Frequently asked questions

Where can I find internships with no connections?

You don't need any to start. Your school career platform, a filtered aggregator search, GitHub trackers, and companies' own careers pages all surface real roles without a single contact. Connections help later and you build them as you go, mostly through coffee chats with people a year or two ahead of you. Start with the four channels today and add the people channel over the season.

What's the best website to find internships?

There isn't a single best one, and any list that ranks them is selling you certainty that doesn't exist. The reliable setup is a mix: your school portal for high-signal, pre-filtered roles, one big aggregator for reach, GitHub trackers for fast tech listings, and direct careers pages for the freshest source of truth. Each covers what the others miss.

How often should I check for new internship postings?

In season, roughly July to October for the early movers, a short check two or three times a week beats a long monthly binge. Roles fill on a rolling basis, so fresh checks catch openings while they're live. Set up alerts on your school portal and your one saved aggregator search so new posts come to you between checks.

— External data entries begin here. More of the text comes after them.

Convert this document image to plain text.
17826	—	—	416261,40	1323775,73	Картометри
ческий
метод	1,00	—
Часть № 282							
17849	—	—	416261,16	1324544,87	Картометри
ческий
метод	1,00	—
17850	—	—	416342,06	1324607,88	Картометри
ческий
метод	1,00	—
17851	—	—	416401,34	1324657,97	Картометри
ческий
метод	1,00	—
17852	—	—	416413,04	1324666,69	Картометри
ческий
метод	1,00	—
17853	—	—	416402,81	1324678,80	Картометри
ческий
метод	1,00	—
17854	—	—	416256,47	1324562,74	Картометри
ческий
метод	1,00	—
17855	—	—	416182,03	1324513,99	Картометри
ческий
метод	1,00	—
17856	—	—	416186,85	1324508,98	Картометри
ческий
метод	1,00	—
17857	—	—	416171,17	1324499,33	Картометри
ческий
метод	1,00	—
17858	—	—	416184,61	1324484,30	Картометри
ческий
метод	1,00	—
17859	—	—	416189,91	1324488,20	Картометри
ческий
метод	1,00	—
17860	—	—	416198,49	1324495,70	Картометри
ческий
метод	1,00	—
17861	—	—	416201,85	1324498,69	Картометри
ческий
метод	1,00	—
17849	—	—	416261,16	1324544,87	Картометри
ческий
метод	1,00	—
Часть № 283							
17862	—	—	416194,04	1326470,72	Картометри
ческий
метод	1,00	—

Are GitHub internship lists legit and safe to use?

The well-known community trackers are widely used and link straight to real company application pages, so they're a legitimate channel. Two caveats: coverage skews technical, so they're thinner outside software and data roles, and nothing on them is pre-vetted. Verify each role on the company's own careers page before applying, the same as you would with any board.

How do I know if an internship posting is still open or a ghost post?

Check four things fast: is it posted recently, does the same role keep recycling week after week, is it also live on the company's own careers page, and does it list real specifics like the team, location, and start window? Vague, months-old, and only on a third-party board is the ghost-post profile, so skip it or confirm directly on the company site.


Do this today: spend the next hour setting up your school portal, one aggregator alert, a bookmarked tracker, and a 10-company target list with a tracker sheet. Then block 30 minutes on the same day each week to run the loop. The students who land roles aren't the ones who found a secret website. They're the ones whose pipeline stays full of fresh, real openings while everyone else is still skimming "best site" lists.